Некоторые первокурсники определяют андрогинность как следствие психического расстройства личности: «Да, у них проблемы с психикой. Явно больны на голову» (Ж, 17). Большинство ребят признались, что если бы столкнулись с андрогинным человеком в реальной жизни, то с высокой долей вероятности они демонстрировали бы по отношению к нему такие формы проявления нетерпимости как игнорирование, отказ от общения и даже насилие: «Я бы не общался с ними. Они странные, у них явно не так с головой» (М, 17). Говоря о внутренних переживаниях, интервьюируемые указывали следующие причины неприятия: отсутствие доверия, чувство презрения, дискомфорт и даже боязнь, в связи с неопределенностью ожиданий от «такой нестандартной личности».
Тем не менее, установки не всех информантов столь отрицательны. Были также высказаны мнения, отражающие нейтральное и положительное отношение к андрогинам: «Да ладно?? Да нууу... Эх ты! Нифига себе! Шикаарно, шикарно! Вообще 5 баллов. Офигеть. Боже, я начну комплексовать скоро.
Никогда бы в жизни не подумала...» (Ж, 17). В этом случае артикулируется постулат о свободе выбора образа и стиля жизни ради достижения гармонии. Однако для многих андрогинность является синонимом транссексуальности, и в этом контексте информанты подчеркивают необходимость коррекции пола для того, чтобы «извлечь из жизни максимум счастья». Другими словами, по мнению информантов, андрогинный человек должен определиться со своим гендером в бинарной системе и после этого сделать трансгендерный переход. Такой смелый шаг, по их мнению, достоин уважения и восхищения. Подобные установки могут служить индикаторами либерального гендерного режима:
«Ну, если они родились, и они понимают, что... внутри себя чувствуют другим полом, я не считаю, что в этом есть что-то плохое, наоборот: они должны сменить пол и жить полной жизнью. В том теле, в котором они хотят. И я не считаю, что это отклонение» (М, 18).
Ключевым нарративом большинства интервью является гендерная поляризация в контексте насилия. Нетерпимость к юношам-андрогинам является гораздо более выраженной, чем по отношению к андрогинным девушкам. Так, информанты полагают, что девушкам допускается куда более свободный выход за рамки феминности: проявление мужественности для них не считается чем-то неприемлемым, аморальным:
«То есть если парень в школе выглядит как девушка, то он автоматически становится объектом для издевательств, а если девушка выглядит как парень, то "о пацанка, круто! погоняем с ней футбол!"» (М, 18).
«Даааа... пацанок часто любят.

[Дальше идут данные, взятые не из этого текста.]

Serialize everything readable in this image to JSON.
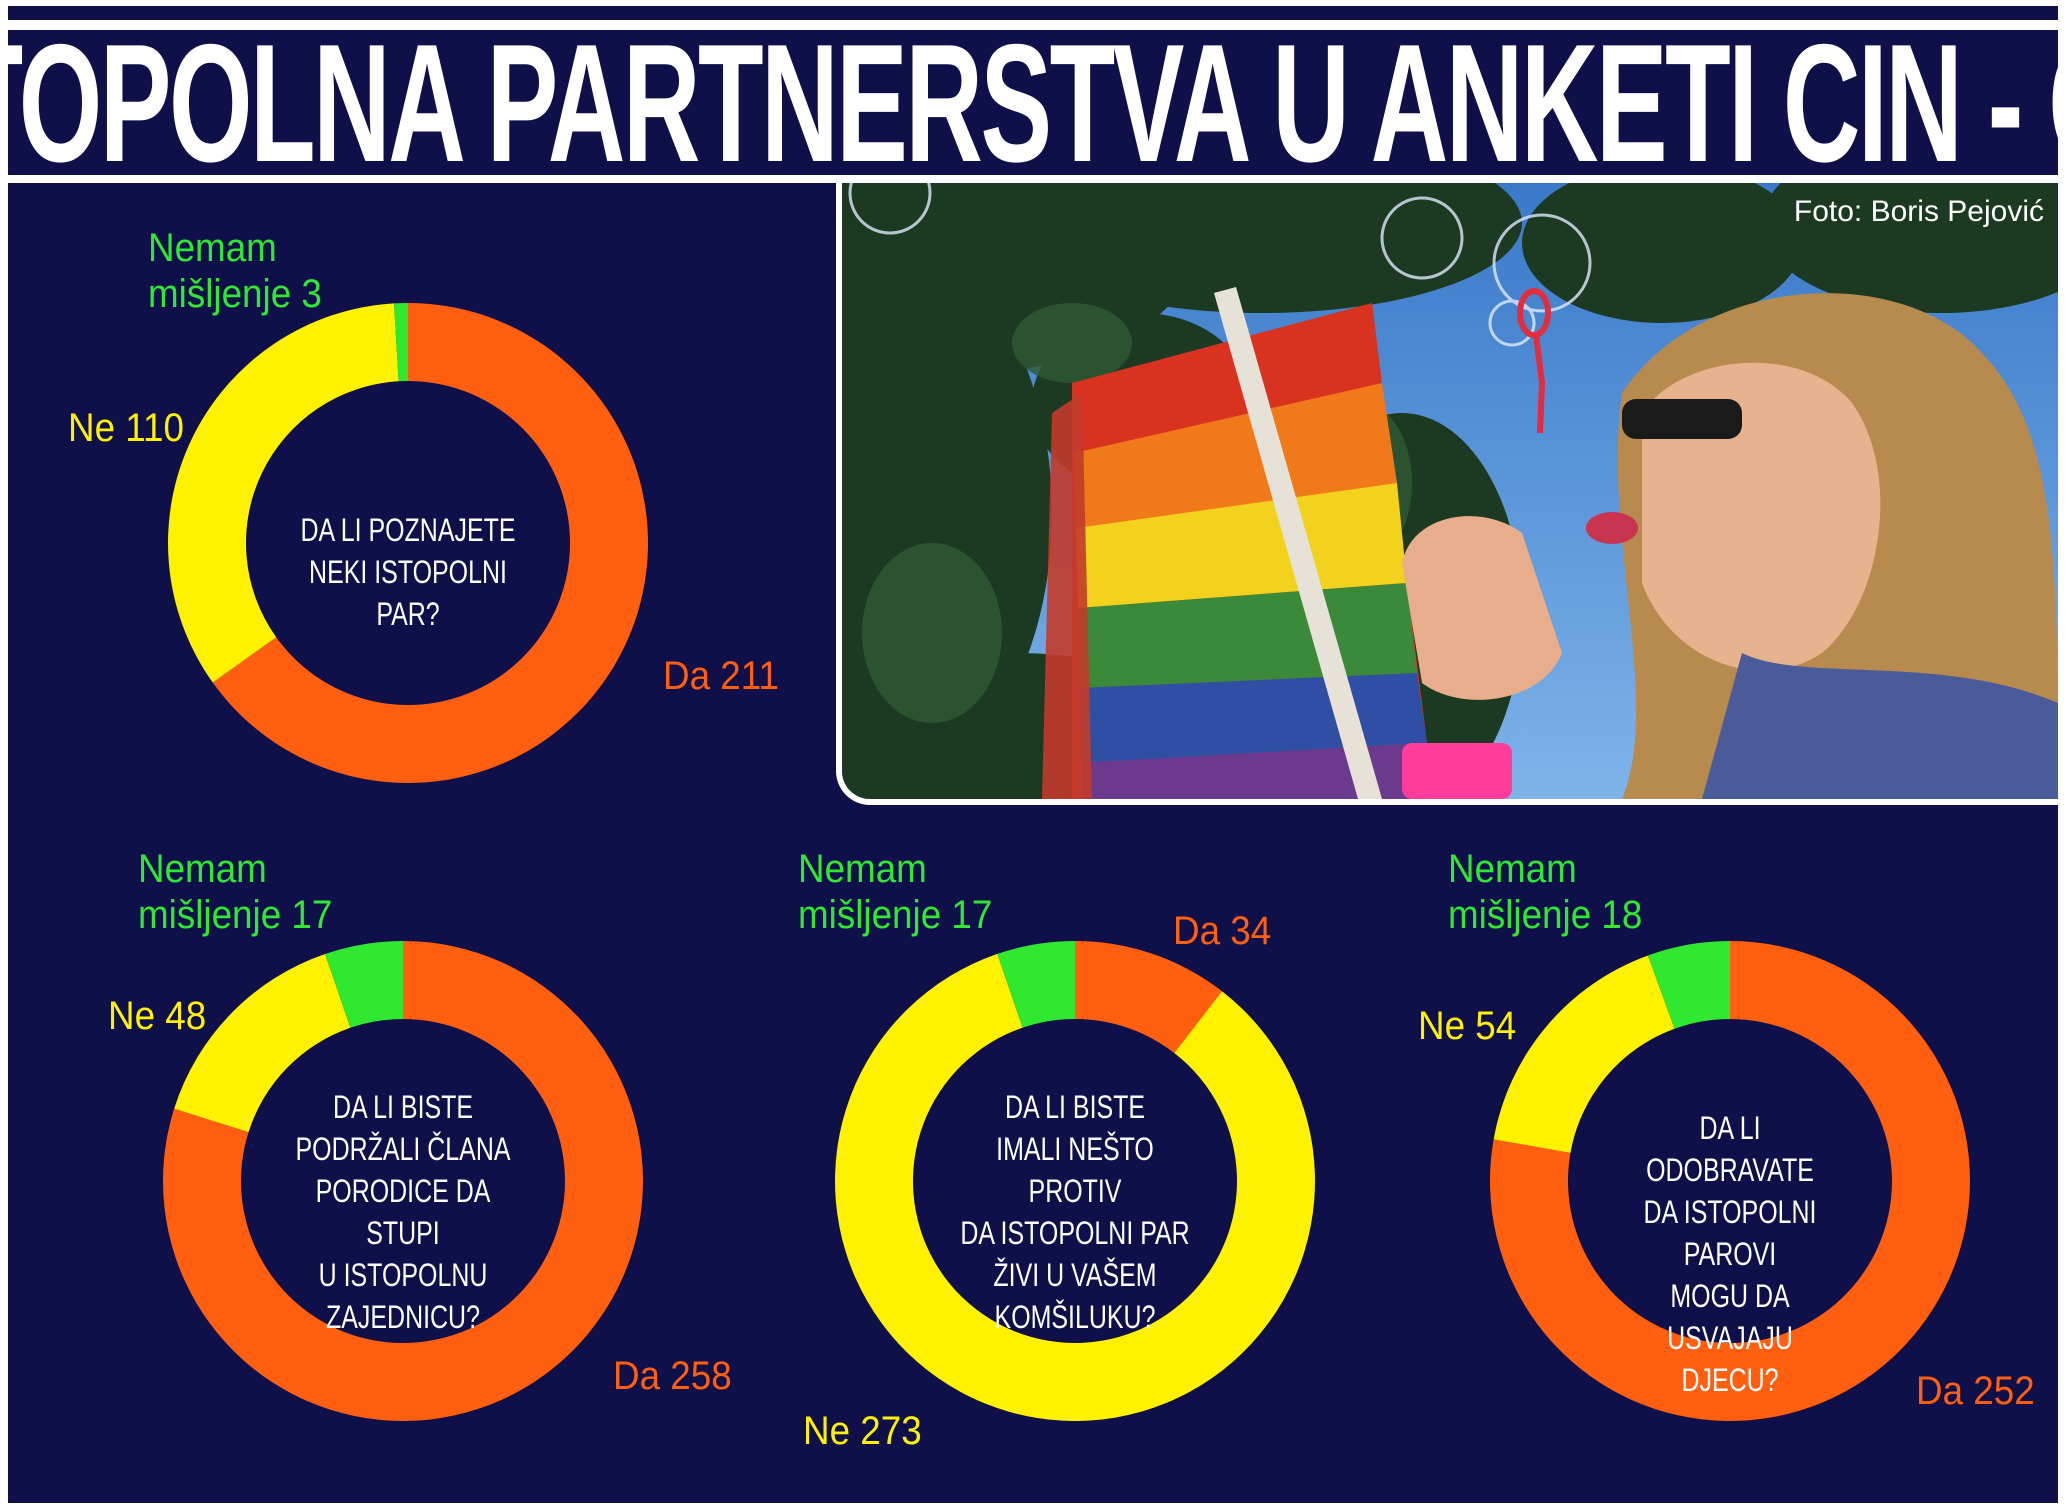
{
  "header": {
    "title": "ISTOPOLNA PARTNERSTVA U ANKETI CIN - CG"
  },
  "photo": {
    "credit": "Foto: Boris Pejović"
  },
  "colors": {
    "background": "#0f0f4a",
    "da": "#ff5f0f",
    "ne": "#fff200",
    "nemam": "#2fe82f"
  },
  "chart_data": [
    {
      "type": "pie",
      "title": "DA LI POZNAJETE NEKI ISTOPOLNI PAR?",
      "slices": [
        {
          "label": "Da",
          "value": 211,
          "text": "Da 211"
        },
        {
          "label": "Ne",
          "value": 110,
          "text": "Ne 110"
        },
        {
          "label": "Nemam mišljenje",
          "value": 3,
          "text_lines": [
            "Nemam",
            "mišljenje 3"
          ]
        }
      ]
    },
    {
      "type": "pie",
      "title": "DA LI BISTE PODRŽALI ČLANA PORODICE DA STUPI U ISTOPOLNU ZAJEDNICU?",
      "slices": [
        {
          "label": "Da",
          "value": 258,
          "text": "Da 258"
        },
        {
          "label": "Ne",
          "value": 48,
          "text": "Ne 48"
        },
        {
          "label": "Nemam mišljenje",
          "value": 17,
          "text_lines": [
            "Nemam",
            "mišljenje 17"
          ]
        }
      ]
    },
    {
      "type": "pie",
      "title": "DA LI BISTE IMALI NEŠTO PROTIV DA ISTOPOLNI PAR ŽIVI U VAŠEM KOMŠILUKU?",
      "slices": [
        {
          "label": "Da",
          "value": 34,
          "text": "Da 34"
        },
        {
          "label": "Ne",
          "value": 273,
          "text": "Ne 273"
        },
        {
          "label": "Nemam mišljenje",
          "value": 17,
          "text_lines": [
            "Nemam",
            "mišljenje 17"
          ]
        }
      ]
    },
    {
      "type": "pie",
      "title": "DA LI ODOBRAVATE DA ISTOPOLNI PAROVI MOGU DA USVAJAJU DJECU?",
      "slices": [
        {
          "label": "Da",
          "value": 252,
          "text": "Da 252"
        },
        {
          "label": "Ne",
          "value": 54,
          "text": "Ne 54"
        },
        {
          "label": "Nemam mišljenje",
          "value": 18,
          "text_lines": [
            "Nemam",
            "mišljenje 18"
          ]
        }
      ]
    }
  ],
  "questions": [
    [
      "DA LI POZNAJETE",
      "NEKI ISTOPOLNI  PAR?"
    ],
    [
      "DA LI BISTE",
      "PODRŽALI ČLANA",
      "PORODICE DA STUPI",
      "U ISTOPOLNU",
      "ZAJEDNICU?"
    ],
    [
      "DA LI BISTE",
      "IMALI NEŠTO PROTIV",
      "DA ISTOPOLNI PAR",
      "ŽIVI U VAŠEM",
      "KOMŠILUKU?"
    ],
    [
      "DA LI ODOBRAVATE",
      "DA ISTOPOLNI PAROVI",
      "MOGU DA USVAJAJU",
      "DJECU?"
    ]
  ]
}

С ними комфортно рядом находиться. Кому приятно будет находиться рядом с парнем не-парнем, если он даже постоять за себя не может? Ну, по крайней мере, выглядит слабее девчонки» (Ж, 17).
Если же говорить о юношах, то здесь мужественность играет ключевую роль при восприятии человека: любые отклонения от заданных канонов интерпретируются большинством как девиация. Негативное отношение проявляется в одинаковой степени, как со стороны девушек, так и со стороны юношей, варьируются лишь формы, в которых выражается нетерпимость:
«Над такими юношами бы издевались бы, потому что они выглядят как девочка! Начинают ногти красить там... туда-сюда. И это именно раздражает мальчиков, девочек это не трогает, им это без разницы» (Ж, 17).
«Парням в таком виде у нас было бы просто не выжить, уничтожили бы за такое» (М, 17).
Иначе говоря, у подавляющего большинства информантов оптика восприятия реальности преломляется тремя видами «гендерных линз» (Бем 2004), являющиеся неотъемлемой частью гетеронормативной матрицы, включающей фаллологоцентризм (центральная роль мужчины), бинар-
ность гендера и обязательную гетеросексуальность (Butler 1990). Согласно теории Сандры Бем (Бем 2004: 34-35), первая линза андроцентризма, или центрированности на мужском, создает оптику, при которой «мужчины и мужской опыт воспринимаются как нейтральный стандарт или норма, а женщины и женский опыт воспринимаются как отклонение от этой нормы». Линза гендерной поляризации обосновывает, что различия между мужским и женским привносятся в общественную жизнь настолько экстенсивно, что тем самым осуществляется скрытая подмена: практически любой аспект культуры, любой аспект человеческого опыта предстает перед нами в неразрывной связи с половыми особенностями. Наконец, третья линза — линза биологического эссенциализма — логически обосновывает и узаконивает остальные линзы, представляя их как естественные и неизбежные последствия наследственной биологической природы женщин и мужчин.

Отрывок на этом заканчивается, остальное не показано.